DML operations trigger data changes. Data change details are recorded in binary logs as events. You can replay such events in binary logs to replicate data changes to downstream clusters. GDNs support multiple policies for DML replication (SPLIT policy is used by default) to meet the replication requirements in different scenarios.

Replication policy

Performance

Transaction consistency

Description

SPLIT (default)

High

Low

  • This policy is characterized by parallel replication and no guarantee of transaction integrity. It is suitable for scenarios where data dependencies are not required, as long as data consistency can be implemented.

  • Row-level parallelism is used in replication. Data in different tables or in different primary keys is allocated to separate execution threads to achieve sufficient parallel writing.

TRANSACTION

Moderate

High

  • This policy is characterized by serial replication and guarantee of transaction integrity. It is suitable for scenarios where high transactional consistency is required, such as the financial sector. A recovery point objective (RPO) greater than 0 is acceptable, but transactional integrity cannot be compromised.

  • Transaction integrity can be guaranteed only in single-stream binary log replication mode, because the multi-stream binary log mode comprises transaction integrity to improve the degree of parallelism.

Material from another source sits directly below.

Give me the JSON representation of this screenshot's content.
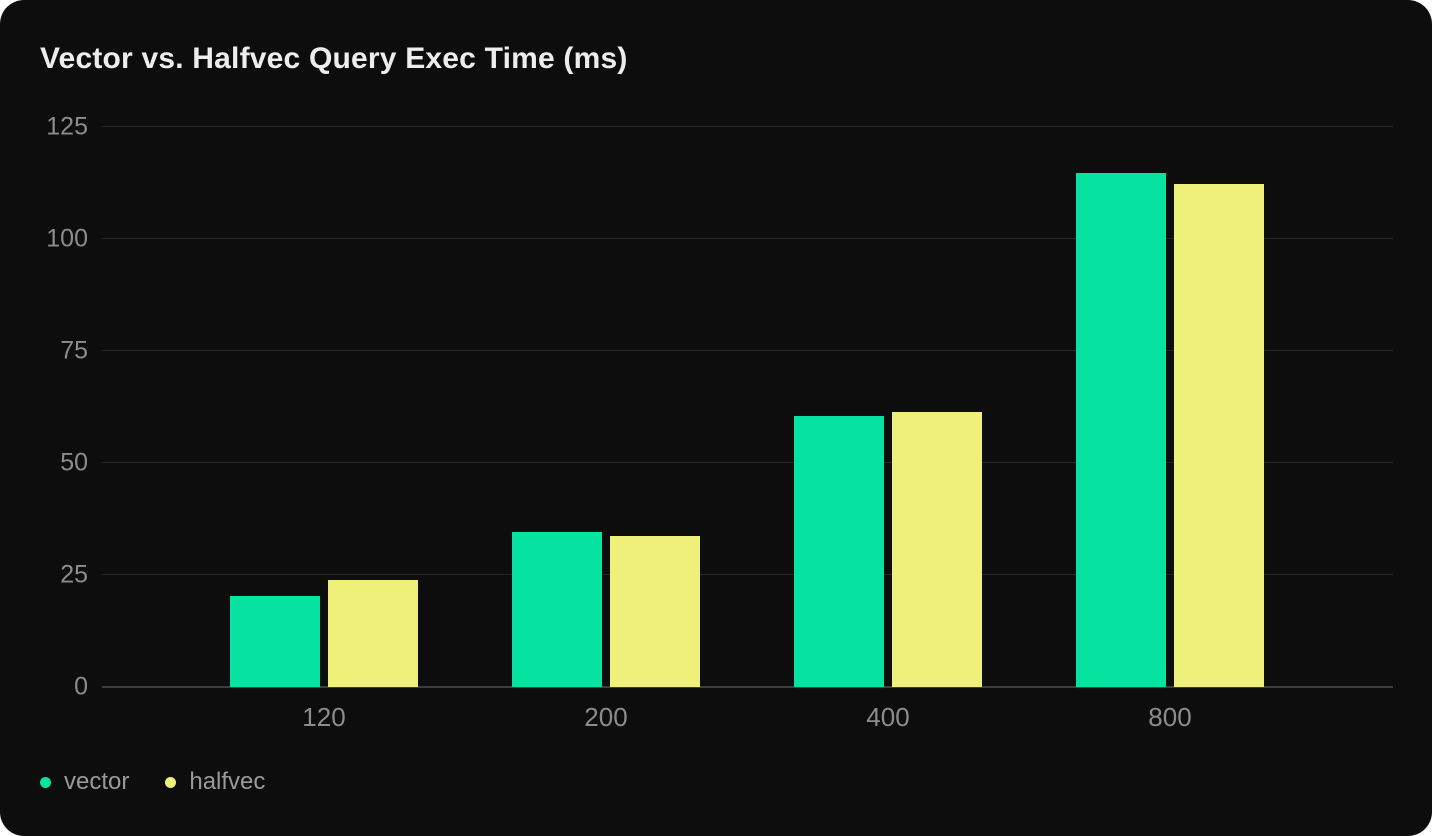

  • Parallel replication between transactions without data conflicts is not supported.

SERIAL

Moderate

Low

  • This policy is characterized by serial replication and no guarantee of transaction integrity. It is suitable for scenarios where low transactional consistency and high serialization are required, such as when foreign key constraints between tables or business order constraints are added.

  • In this policy, each data change is automatically committed. This means that each transaction is standalone and no distributed transaction is triggered. Therefore, it generally provides better performance than the TRANSACTION replication policy. If each transaction in the binary log contains only one data change, the two policies produce similar performance.

MERGE

High

Low

  • This policy is characterized by parallel replication using techniques such as change compression and batch writing and by no guarantee of change types and change transaction integrity. It is suitable for scenarios where data dependencies are not required and where change types are insensitive, as long as data consistency can be implemented.

  • Row-level parallelism is used in replication and data is batch processed by table to achieve full parallelism and batch writing.

Note
  • Data in tables without primary keys can be replicated, but duplicate data may be written.

  • When the TRANSACTION replication policy is used, the replication of extremely large transactions may cause a short latency on the replication link. The latency period is in proportion to the transaction size and commit time.